I diritti umani irruppero nel discorso pubblico della Chiesa cattolica quando l’esito della Seconda guerra mondiale era ancora incerto. A Stalingrado i sovietici avevano chiuso in una morsa le armate della Wehrmacht,  ma la macchina bellica tedesca continuava a lavorare a pieno ritmo, anche grazie al lavoro obbligatorio degli operai prelevati dai paesi occupati. Da qualche mese, a sessanta chilometri da Varsavia, era diventato operativo il campo di sterminio di Treblinka. Certo, gli americani erano in guerra da un anno, ma lo sbarco sulle coste italiane non sembrava all’ordine del giorno. In quaranta mesi di conflitto mondiale erano già morte milioni di persone.

Pio XII aveva qualcosa di nuovo da dire: attraverso Radio Vaticana, il 24 dicembre 1942, annunciò l’impegno della Chiesa a favore dei “fondamentali diritti della persona”. Nel suo nuovo libro, Christian Human Rights, Samuel Moyn, la voce più autorevole della storiografia sui diritti umani globali nel XX secolo, descrive l’invocazione pontificia degli “inobliabili diritti dell’uomo” come un punto di svolta critico, sia nella storia della Chiesa cattolica sia nello sviluppo del discorso dei diritti umani. Daniele Menozzi ha dimostrato in modo persuasivo che in quel messaggio Pacelli non stravolgeva gli orientamenti del magistero cattolico in tema di diritti naturali, affidando come sempre il compito della loro definizione e interpretazione all’istituzione ecclesiastica. Cionondimeno, afferma Moyn, Pio XII attuò un’operazione destinata a svilupparsi nel dopoguerra: il papa separava il linguaggio dei diritti umani dall’impianto secolare che ne aveva offerto, con les droits de l’homme, la Rivoluzione francese e lo metteva a disposizione degli Stati democratici europei e dei partiti di ispirazione cristiana che in quegli Stati avrebbero occupato una posizione di governo. Tale operazione – sostiene lo storico di Harvard – consentì alle forze politiche cattoliche di rielaborare l’agenda dei diritti umani per imporre vincoli morali ai singoli, sostenere strutture familiari conservatrici, preservare gerarchie sociali esistenti.

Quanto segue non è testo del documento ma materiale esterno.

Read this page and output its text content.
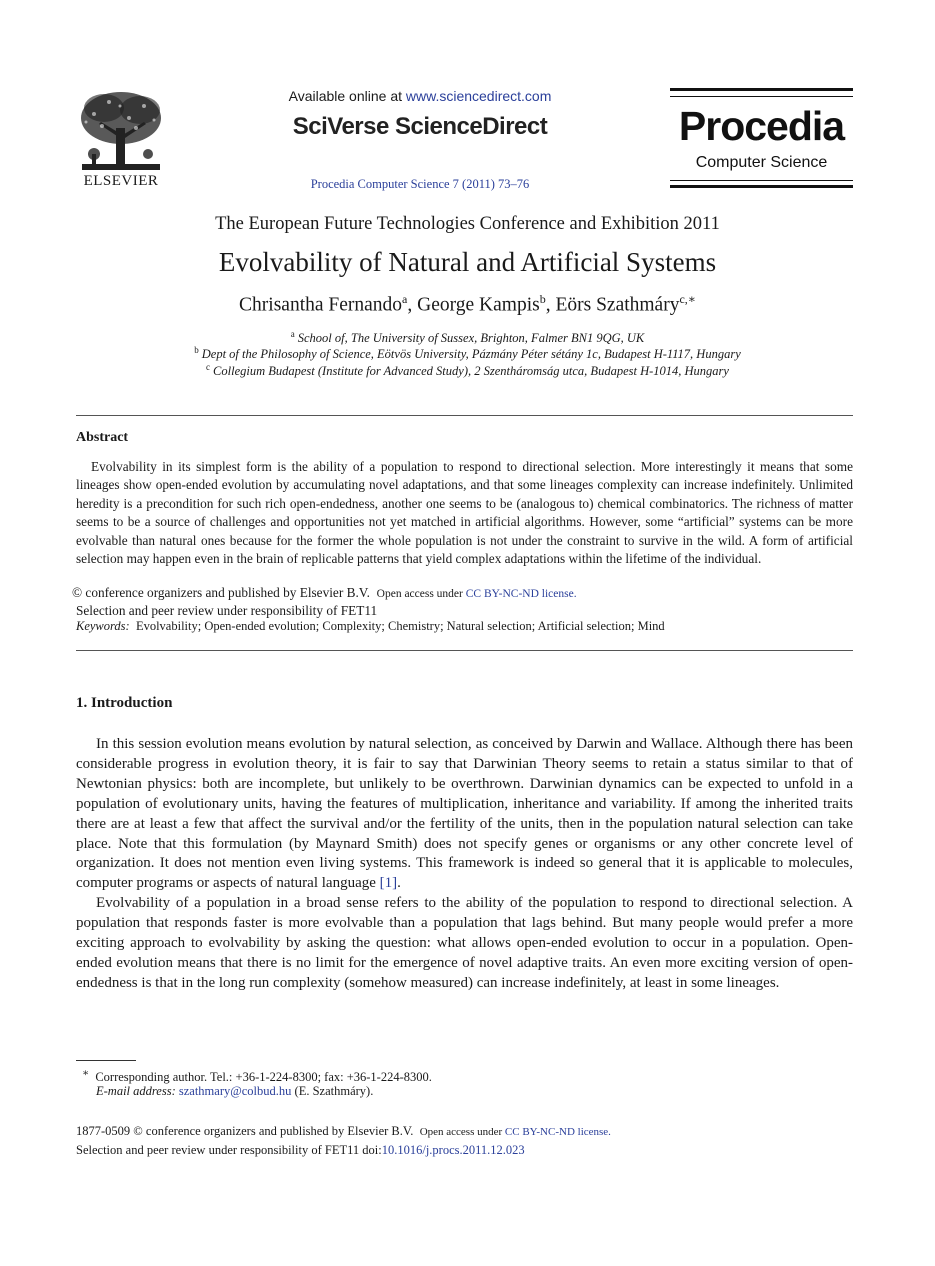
ELSEVIER
Available online at www.sciencedirect.com
SciVerse ScienceDirect
Procedia Computer Science 7 (2011) 73–76
Procedia
Computer Science
The European Future Technologies Conference and Exhibition 2011
Evolvability of Natural and Artificial Systems
Chrisantha Fernando$^a$, George Kampis$^b$, Eörs Szathmáry$^{c,∗}$
$^a$ School of, The University of Sussex, Brighton, Falmer BN1 9QG, UK
$^b$ Dept of the Philosophy of Science, Eötvös University, Pázmány Péter sétány 1c, Budapest H-1117, Hungary
$^c$ Collegium Budapest (Institute for Advanced Study), 2 Szentháromság utca, Budapest H-1014, Hungary
Abstract

Evolvability in its simplest form is the ability of a population to respond to directional selection. More interestingly it means that some lineages show open-ended evolution by accumulating novel adaptations, and that some lineages complexity can increase indefinitely. Unlimited heredity is a precondition for such rich open-endedness, another one seems to be (analogous to) chemical combinatorics. The richness of matter seems to be a source of challenges and opportunities not yet matched in artificial algorithms. However, some “artificial” systems can be more evolvable than natural ones because for the former the whole population is not under the constraint to survive in the wild. A form of artificial selection may happen even in the brain of replicable patterns that yield complex adaptations within the lifetime of the individual.

© conference organizers and published by Elsevier B.V. Open access under CC BY-NC-ND license.
Selection and peer review under responsibility of FET11
Keywords: Evolvability; Open-ended evolution; Complexity; Chemistry; Natural selection; Artificial selection; Mind
1. Introduction

In this session evolution means evolution by natural selection, as conceived by Darwin and Wallace. Although there has been considerable progress in evolution theory, it is fair to say that Darwinian Theory seems to retain a status similar to that of Newtonian physics: both are incomplete, but unlikely to be overthrown. Darwinian dynamics can be expected to unfold in a population of evolutionary units, having the features of multiplication, inheritance and variability. If among the inherited traits there are at least a few that affect the survival and/or the fertility of the units, then in the population natural selection can take place. Note that this formulation (by Maynard Smith) does not specify genes or organisms or any other concrete level of organization. It does not mention even living systems. This framework is indeed so general that it is applicable to molecules, computer programs or aspects of natural language [1].

Evolvability of a population in a broad sense refers to the ability of the population to respond to directional selection. A population that responds faster is more evolvable than a population that lags behind. But many people would prefer a more exciting approach to evolvability by asking the question: what allows open-ended evolution to occur in a population. Open-ended evolution means that there is no limit for the emergence of novel adaptive traits. An even more exciting version of open-endedness is that in the long run complexity (somehow measured) can increase indefinitely, at least in some lineages.

∗ Corresponding author. Tel.: +36-1-224-8300; fax: +36-1-224-8300.
E-mail address: szathmary@colbud.hu (E. Szathmáry).
1877-0509 © conference organizers and published by Elsevier B.V. Open access under CC BY-NC-ND license.
Selection and peer review under responsibility of FET11 doi:10.1016/j.procs.2011.12.023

L’autore del celebre The Last Utopia (2010) non nega l’evidente paradosso: la Chiesa cattolica giunse a svolgere un ruolo essenziale nel definire la nuova idea di diritti umani negli anni Quaranta dopo essere stata profondamente invischiata nel crollo delle democrazie liberali appena uno o due decenni prima. Il cambio di passo dei vertici vaticani diventa meno paradossale dinanzi alla realtà degli equilibri del dopoguerra, quando, soprattutto in Europa, si delinea una contrapposizione tra forze politiche conservatrici da un lato, e partiti di ispirazione socialista e comunista dall’altro. La sostanziale impermeabilità dei comunisti al linguaggio dei diritti umani, percepito come una minaccia liberale tesa a rafforzare l’opposizione nei Paesi dell’Est, la priorità da essi assegnata ai diritti economici e sociali favorirono – sostiene Moyn – la piena acquisizione di quell’agenda da parte dei partiti democratico cristiani.

Forse è proprio in questo quadro – si ipotizza provocatoriamente nel capitolo conclusivo – che andrebbero compresi i distinguo operati dalle sentenze della Corte europea dei diritti dell’uomo, che in tema di libertà religiosa hanno riconosciuto la liceità dell’esposizione dei crocefissi nelle scuole statali italiane e la legittimità del bando del governo francese sul niqab nei luoghi pubblici.

Samuel Moyn, Christian Human Rights, University of Pennsylvania Press, Philadelphia 2015, 264 pp.